I personally believe this is a problem with the nVidia drivers/GLX and have sent a bug report to them. Of course, there’s been no reply to date. Regardless, I urge any/all who are interested in gaining maximum utilization/performance out of their system (such as in a realtime environment) to send a note to nVidia to let them know you exist. As in all things, “the squeaky wheel gets the grease” and it appears that not enough of us have squeaked yet to warrant any sort of response from the nVidia technical support folks. Given that I’ve got my reputation on the line with projects pushing real-time linux and OpenGL, I certainly hope nVidia is not on the verge of pulling a 3dfx on us! Don’t get me wrong, I appreciate the support they’ve dedicated to the Linux community thus far… it just concerns me that they seem to feel no need to respond to their Linux tech support e-mail! So, if you’re in the same boat with the rest of us, please let nVidia know you exist as a Linux based user.

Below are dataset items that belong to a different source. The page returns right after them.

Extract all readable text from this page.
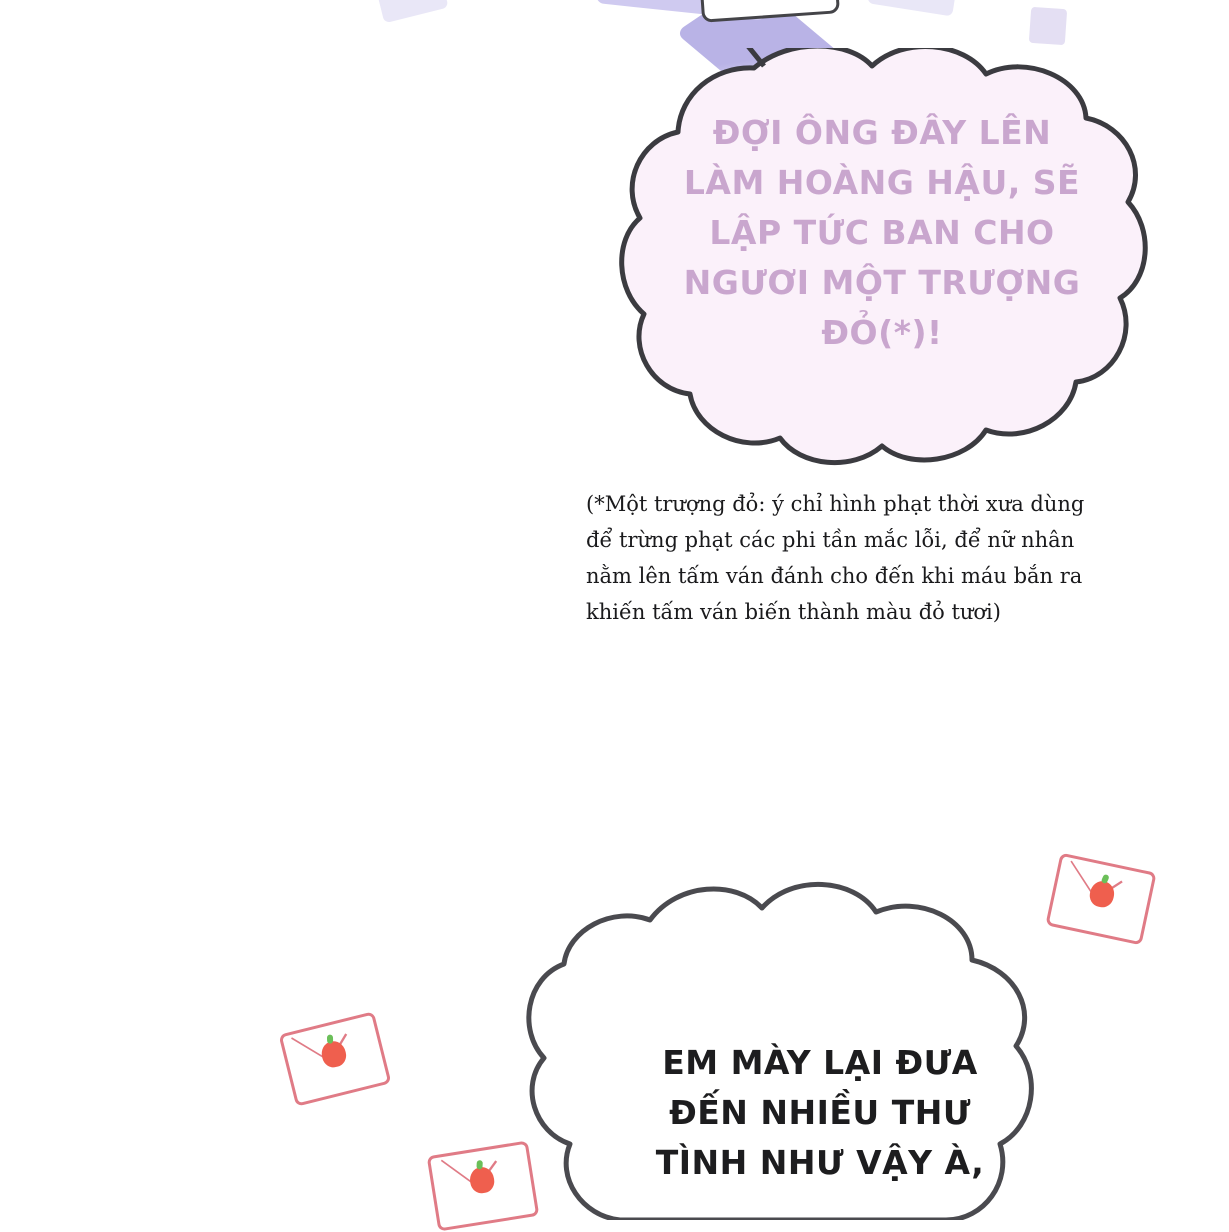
ĐỢI ÔNG ĐÂY LÊN LÀM HOÀNG HẬU, SẼ LẬP TỨC BAN CHO NGƯƠI MỘT TRƯỢNG ĐỎ(*)!
(*Một trượng đỏ: ý chỉ hình phạt thời xưa dùng để trừng phạt các phi tần mắc lỗi, để nữ nhân nằm lên tấm ván đánh cho đến khi máu bắn ra khiến tấm ván biến thành màu đỏ tươi)
EM MÀY LẠI ĐƯA ĐẾN NHIỀU THƯ TÌNH NHƯ VẬY À,
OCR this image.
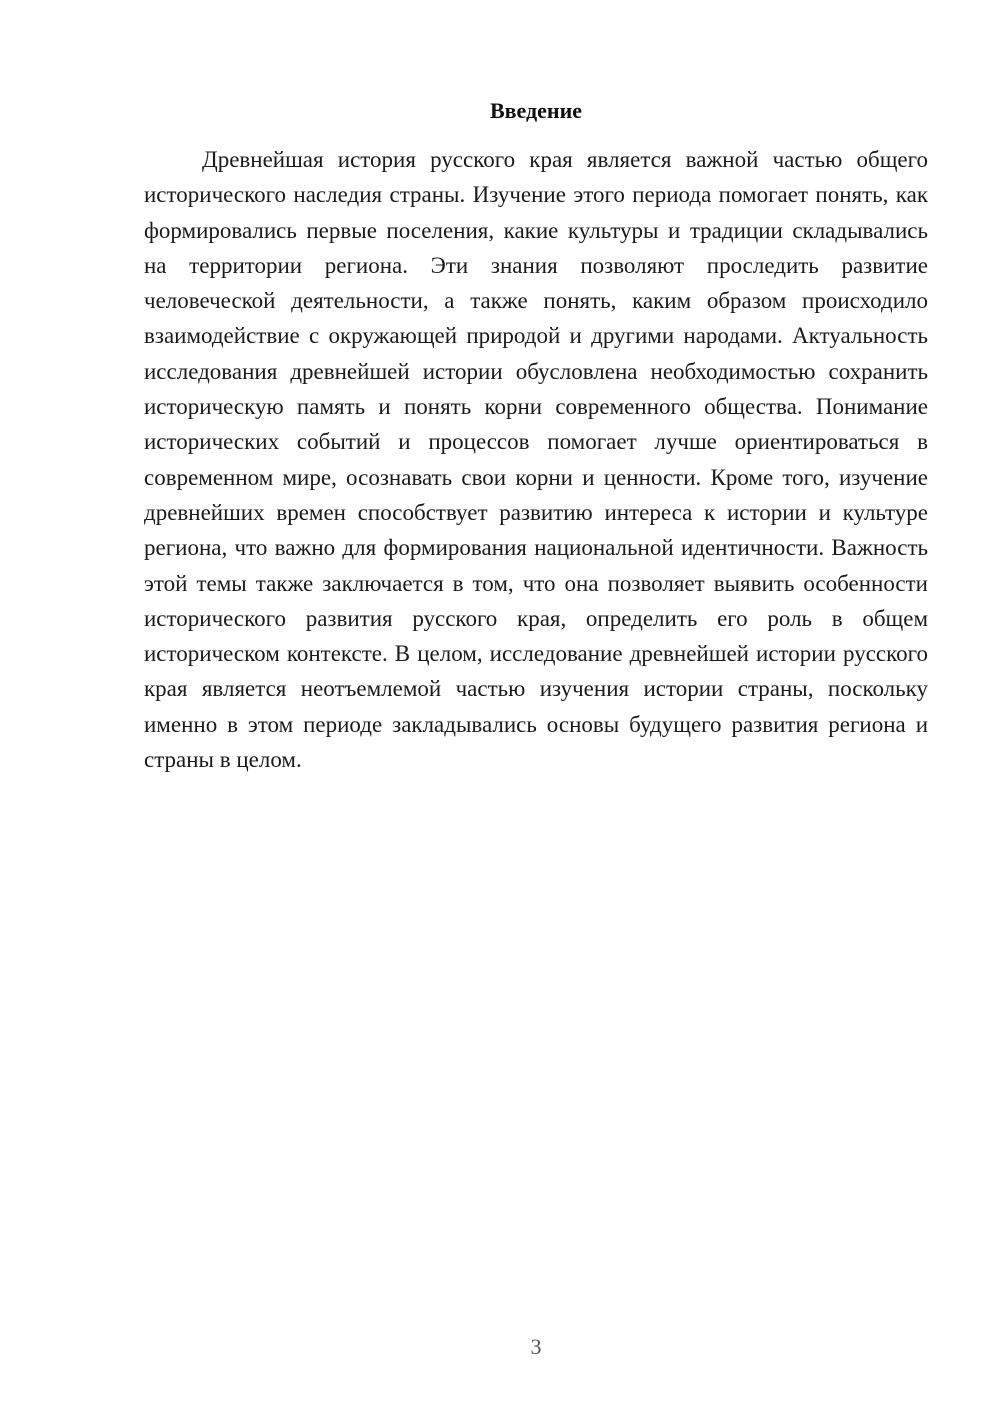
Введение

Древнейшая история русского края является важной частью общего исторического наследия страны. Изучение этого периода помогает понять, как формировались первые поселения, какие культуры и традиции складывались на территории региона. Эти знания позволяют проследить развитие человеческой деятельности, а также понять, каким образом происходило взаимодействие с окружающей природой и другими народами. Актуальность исследования древнейшей истории обусловлена необходимостью сохранить историческую память и понять корни современного общества. Понимание исторических событий и процессов помогает лучше ориентироваться в современном мире, осознавать свои корни и ценности. Кроме того, изучение древнейших времен способствует развитию интереса к истории и культуре региона, что важно для формирования национальной идентичности. Важность этой темы также заключается в том, что она позволяет выявить особенности исторического развития русского края, определить его роль в общем историческом контексте. В целом, исследование древнейшей истории русского края является неотъемлемой частью изучения истории страны, поскольку именно в этом периоде закладывались основы будущего развития региона и страны в целом.

3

Perhaps we’ll get some sort of response if enough folks e-mail them. Personally, I wouldn’t even mind if the response is only to point out that we’re all friggin’ idiots who don’t know squat about coding OpenGL as long as it also points out the error of our ways so that we can move on to happier times.

Hey, our e-mails may be going straight to /dev/null; however, it’s worth a try!

Thanks

Originally posted by ScuzziOne:
[b]Well,

Given that I’ve got my reputation on the line with projects pushing real-time linux and OpenGL, I certainly hope nVidia is not on the verge of pulling a 3dfx on us! Don’t get me wrong, I appreciate the support they’ve dedicated to the Linux community thus far… it just concerns me that they seem to feel no need to respond to their Linux tech support e-mail!
Thanks[/b]

Just so you know, the problem isn’t specific to Linux. A 1 millisecond rendering loop with vsynced swap on Windows (2000 included…) also takes up 100% CPU.
If you search the advanced forum you’ll see that this thing has already came up, without resolution (and without a mention of Linux…). The nVidia people seems to go as far as stating something like “we know it should be done differently, but our bosses don’t let us release the CPU for fear of loosing even one benchmark point in game engine benchmark (which don’t multirhead…)”
In Linux the problem is even somewhat reduced by the fact that you can run the OS at a much smaller preemtive time-slice than 10ms (giving the scheduler a chance to take the CPU from that dreaded nv-driver busy-wait and give it back in time!)